Dr Ry-Kottoh indicated that stakeholders must create a healthy industry and partner academia, explaining that the nexus between industry and academia was research.

“As academia educates and trains for industry, it is fair to expect industry to support academia since they are the main beneficiaries of our output,” she said.

Challenges

She said authorship and publishing were confronted with the challenge of having to monitor the sale of books and that apart from sales reports from publishers or booksellers, authors had no other way to monitor the  sale of print books.

Another challenge, she said, was about executing publishing contracts, and that “a gentleman’s agreement is still common among publishers, authors and other publishing services providers.

Only a few publishers have written agreement with their service providers. This has propensity for conflict”.

She also mentioned low skill and competence levels, the lack of access to credit, the lack of capital for small publishers,and the small size of the book market as further challenges confronting the industry.

Two other speakers at the event — poet and literary scholar, Professor Kofi Anyidoho, and the Director of the Women and Gender Studies Programme at the University of California, Davis, Professor Amina Mama — hailed the outstanding contributions of Efua T. Sutherland to the development of literary works and indigenous publishing.

They described her as a teacher, eminent writer and cultural activist who spent time to mentor younger persons, including women.

Cultural resistance

Prof. Mama described Efua Sutherland and Afram Publications as symbols of cultural resistance, adding that it could not have been easy to set up the first indigenous publishing house during those times.

“Colonialism denied that Africa had literature and culture, so she’s coming from that era, and that’s why she’s remarkable,” the feminist activist, researcher and scholar said.

Prof. Mama said it was paramount that Africa solidified and consolidated its identity, histories and heritages before exposing itself to the outside world, otherwise it would have fallen for the myths of black inferiority and “African nothingness”.

“I’m not saying that we should stick only with the indigenous. It should be the foundation so that knowing where we come from becomes the starting point that enables us to be strong, creative and to resist the suppression, the negation and the value of our own ancestry and our own ideas in the present,” she stressed.

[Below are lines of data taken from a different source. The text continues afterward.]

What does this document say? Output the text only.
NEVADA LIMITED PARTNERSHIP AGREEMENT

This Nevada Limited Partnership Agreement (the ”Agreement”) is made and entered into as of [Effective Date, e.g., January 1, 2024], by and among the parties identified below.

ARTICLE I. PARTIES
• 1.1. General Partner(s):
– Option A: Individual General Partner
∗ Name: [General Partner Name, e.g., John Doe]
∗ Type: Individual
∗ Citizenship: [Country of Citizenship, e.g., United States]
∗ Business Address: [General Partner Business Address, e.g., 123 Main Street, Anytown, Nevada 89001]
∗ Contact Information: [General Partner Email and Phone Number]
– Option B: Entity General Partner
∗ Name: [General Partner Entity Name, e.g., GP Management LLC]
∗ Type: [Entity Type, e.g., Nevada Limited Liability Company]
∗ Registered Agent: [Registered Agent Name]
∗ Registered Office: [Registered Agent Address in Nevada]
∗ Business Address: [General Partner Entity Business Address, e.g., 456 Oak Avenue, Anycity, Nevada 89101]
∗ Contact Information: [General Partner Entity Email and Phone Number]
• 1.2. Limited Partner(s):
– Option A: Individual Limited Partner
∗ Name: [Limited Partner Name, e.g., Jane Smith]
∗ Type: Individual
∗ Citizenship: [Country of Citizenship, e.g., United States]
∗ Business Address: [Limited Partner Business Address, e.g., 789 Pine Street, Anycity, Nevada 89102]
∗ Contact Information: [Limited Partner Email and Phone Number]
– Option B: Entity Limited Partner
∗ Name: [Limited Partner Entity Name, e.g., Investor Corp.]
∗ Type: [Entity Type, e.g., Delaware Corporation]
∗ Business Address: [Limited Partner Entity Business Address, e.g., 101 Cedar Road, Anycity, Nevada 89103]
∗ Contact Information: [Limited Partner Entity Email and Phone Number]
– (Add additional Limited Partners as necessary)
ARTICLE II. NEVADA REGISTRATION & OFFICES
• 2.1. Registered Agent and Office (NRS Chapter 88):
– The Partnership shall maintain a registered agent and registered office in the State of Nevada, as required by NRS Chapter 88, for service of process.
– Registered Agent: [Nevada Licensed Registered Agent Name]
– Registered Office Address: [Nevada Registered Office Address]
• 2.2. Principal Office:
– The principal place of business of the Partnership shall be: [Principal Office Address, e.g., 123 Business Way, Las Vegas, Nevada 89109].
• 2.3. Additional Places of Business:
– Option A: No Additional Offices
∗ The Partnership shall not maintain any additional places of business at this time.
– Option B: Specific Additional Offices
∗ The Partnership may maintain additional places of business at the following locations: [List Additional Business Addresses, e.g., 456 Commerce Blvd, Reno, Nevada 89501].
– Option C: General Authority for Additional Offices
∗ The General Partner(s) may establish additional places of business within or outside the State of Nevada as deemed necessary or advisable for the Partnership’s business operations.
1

Prof. Anyidoho said a whole generation of young people who dreamt of becoming creators, creative writers and cultural activists benefited from the celebrated writer’s role as a principal instigator through her generosity, creativity and mentorship.

He recounted his journey with Efua Sutherland from a teacher trainee to becoming one of her two research assistants at the University of Ghana, and later inspiring him to write for children.

He appealed to the government through the Ministry of Education to reinstate the Creative Writers Programme to unearth a new generation of creatives and scholars who could reignite passion in writing, reading and cultural activism.

The Board Chairperson of Afram Publications, Prof. Esi Sutherland-Addy, said Efua T. Sutherland believed that writing was a very important part of the country’s development.